先月25日に初放送されたtvN『隠密な監査』は、1話4.4%の視聴率でスタートし、2話で6.3%まで上昇し、序盤から上昇傾向を見せた。1話放送直後、俳優たちの演技としっかりした脚本、リズム感のある演出が調和しているという肯定的な評価が続いた。
注目すべきはシン・ヘソンのジャンル消化力だ。今年2月に公開されたNetflix『レディ・ドゥア』で重厚な女性叙事を引っ張り、強烈な印象を残した彼女は、わずか2ヶ月で全く異なる作品で戻ってきた。『レディ・ドゥア』で深みのある感情線と密度の高い演技で高評価を受けたシン・ヘソンは、『隠密な監査』を通じてスピード感のあるコミックリズムと鋭いカリスマを行き来し、異なる顔を見せている。

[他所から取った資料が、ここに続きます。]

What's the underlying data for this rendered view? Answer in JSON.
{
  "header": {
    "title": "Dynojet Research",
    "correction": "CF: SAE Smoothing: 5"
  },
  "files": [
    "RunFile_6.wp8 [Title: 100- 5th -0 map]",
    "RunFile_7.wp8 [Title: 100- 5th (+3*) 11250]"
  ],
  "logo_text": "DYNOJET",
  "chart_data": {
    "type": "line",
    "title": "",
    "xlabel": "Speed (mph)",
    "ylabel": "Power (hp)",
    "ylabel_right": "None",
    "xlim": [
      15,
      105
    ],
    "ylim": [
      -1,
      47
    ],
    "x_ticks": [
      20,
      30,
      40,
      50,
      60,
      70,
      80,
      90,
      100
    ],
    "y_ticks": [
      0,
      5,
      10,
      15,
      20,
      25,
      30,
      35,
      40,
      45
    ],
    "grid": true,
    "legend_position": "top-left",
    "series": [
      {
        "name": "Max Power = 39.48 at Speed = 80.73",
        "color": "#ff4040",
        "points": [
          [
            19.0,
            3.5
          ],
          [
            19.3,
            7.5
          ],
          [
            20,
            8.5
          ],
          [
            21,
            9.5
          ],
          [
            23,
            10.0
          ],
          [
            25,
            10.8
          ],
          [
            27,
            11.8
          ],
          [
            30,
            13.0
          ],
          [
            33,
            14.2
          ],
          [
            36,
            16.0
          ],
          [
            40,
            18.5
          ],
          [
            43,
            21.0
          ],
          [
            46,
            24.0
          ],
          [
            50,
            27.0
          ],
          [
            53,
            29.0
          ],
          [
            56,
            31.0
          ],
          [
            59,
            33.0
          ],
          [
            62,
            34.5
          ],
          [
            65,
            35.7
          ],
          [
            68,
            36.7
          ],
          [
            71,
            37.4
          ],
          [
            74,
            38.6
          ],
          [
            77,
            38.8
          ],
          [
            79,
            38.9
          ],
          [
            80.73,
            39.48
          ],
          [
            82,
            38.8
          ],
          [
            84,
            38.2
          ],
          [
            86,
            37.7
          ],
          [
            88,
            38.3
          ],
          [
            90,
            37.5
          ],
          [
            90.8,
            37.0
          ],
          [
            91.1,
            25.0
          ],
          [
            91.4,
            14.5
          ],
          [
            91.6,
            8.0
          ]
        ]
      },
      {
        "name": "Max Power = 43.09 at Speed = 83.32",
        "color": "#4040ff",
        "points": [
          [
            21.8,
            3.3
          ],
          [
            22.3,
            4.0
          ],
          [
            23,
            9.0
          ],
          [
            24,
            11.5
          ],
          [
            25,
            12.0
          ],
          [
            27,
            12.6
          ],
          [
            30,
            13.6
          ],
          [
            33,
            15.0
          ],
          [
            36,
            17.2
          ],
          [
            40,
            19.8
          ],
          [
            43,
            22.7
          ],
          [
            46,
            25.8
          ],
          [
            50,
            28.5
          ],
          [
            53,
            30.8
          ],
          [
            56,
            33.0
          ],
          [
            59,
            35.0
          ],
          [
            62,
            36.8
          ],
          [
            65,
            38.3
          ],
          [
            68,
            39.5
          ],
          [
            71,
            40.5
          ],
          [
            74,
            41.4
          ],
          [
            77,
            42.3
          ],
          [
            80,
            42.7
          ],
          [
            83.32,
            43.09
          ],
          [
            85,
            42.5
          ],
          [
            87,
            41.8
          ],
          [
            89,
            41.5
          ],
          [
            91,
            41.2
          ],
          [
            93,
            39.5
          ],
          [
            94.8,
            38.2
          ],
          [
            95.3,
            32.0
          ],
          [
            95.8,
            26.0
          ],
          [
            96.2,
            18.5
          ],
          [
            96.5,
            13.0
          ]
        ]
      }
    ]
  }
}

先立って行われた制作発表会でシン・ヘソンは『隠密な監査』を選んだ理由について「前作の『レディ・ドゥア』がとても良い作品だったが重かった。演技的にもそうだし、個人的にも払拭したいものがあった」と明かした。軽く息をつきたくて選んだドラマだと言ったが、『隠密な監査』は俳優としてのまた別の力量と底力を証明した作品になったという評価が出ている。
コンミョンとの呼吸も期待以上だという反応だ。放送前には一部でシン・ヘソンのワントップ構造になるという視線もあったが、作品内での二人の俳優のティキタカがシナジーを生み、叙事に力を与えている。最近の作品でやや不振を経験していたコンミョンも、シン・ヘソンとのケミを通じて魅力が増したという評価だ。

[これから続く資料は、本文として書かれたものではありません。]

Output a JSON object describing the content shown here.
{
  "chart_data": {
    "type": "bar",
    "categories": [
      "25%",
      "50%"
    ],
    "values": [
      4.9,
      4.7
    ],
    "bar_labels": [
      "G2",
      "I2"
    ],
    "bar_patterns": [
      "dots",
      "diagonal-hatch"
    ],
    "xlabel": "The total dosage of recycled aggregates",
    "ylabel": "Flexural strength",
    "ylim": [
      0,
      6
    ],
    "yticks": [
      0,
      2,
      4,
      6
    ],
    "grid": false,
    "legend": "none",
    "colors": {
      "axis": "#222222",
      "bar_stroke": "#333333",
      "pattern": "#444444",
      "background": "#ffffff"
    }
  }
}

2024年公開された映画『彼女が死んだ』では、歪んだキャラクターを密度高く描き出し、再びスペクトラムを広げた。続いて『レディ・ドゥア』で女性叙事の中心をしっかりと引っ張り、『隠密な監査』ではコミック演技で戻り、新たな結び目を加えた。同じ俳優とは思えないほどジャンルごとに顔を変える力が健在だという反応が出ている理由だ。
年次が積み重なるほど予想を外れることが難しい俳優が多いが、シン・ヘソンは時間が経つほど次の作品が気になる俳優だ。コメディという久しぶりに出会ったジャンルで再び人生キャラクターを更新した。14年目にも現在進行形のシン・ヘソンの底力が再確認された瞬間だ。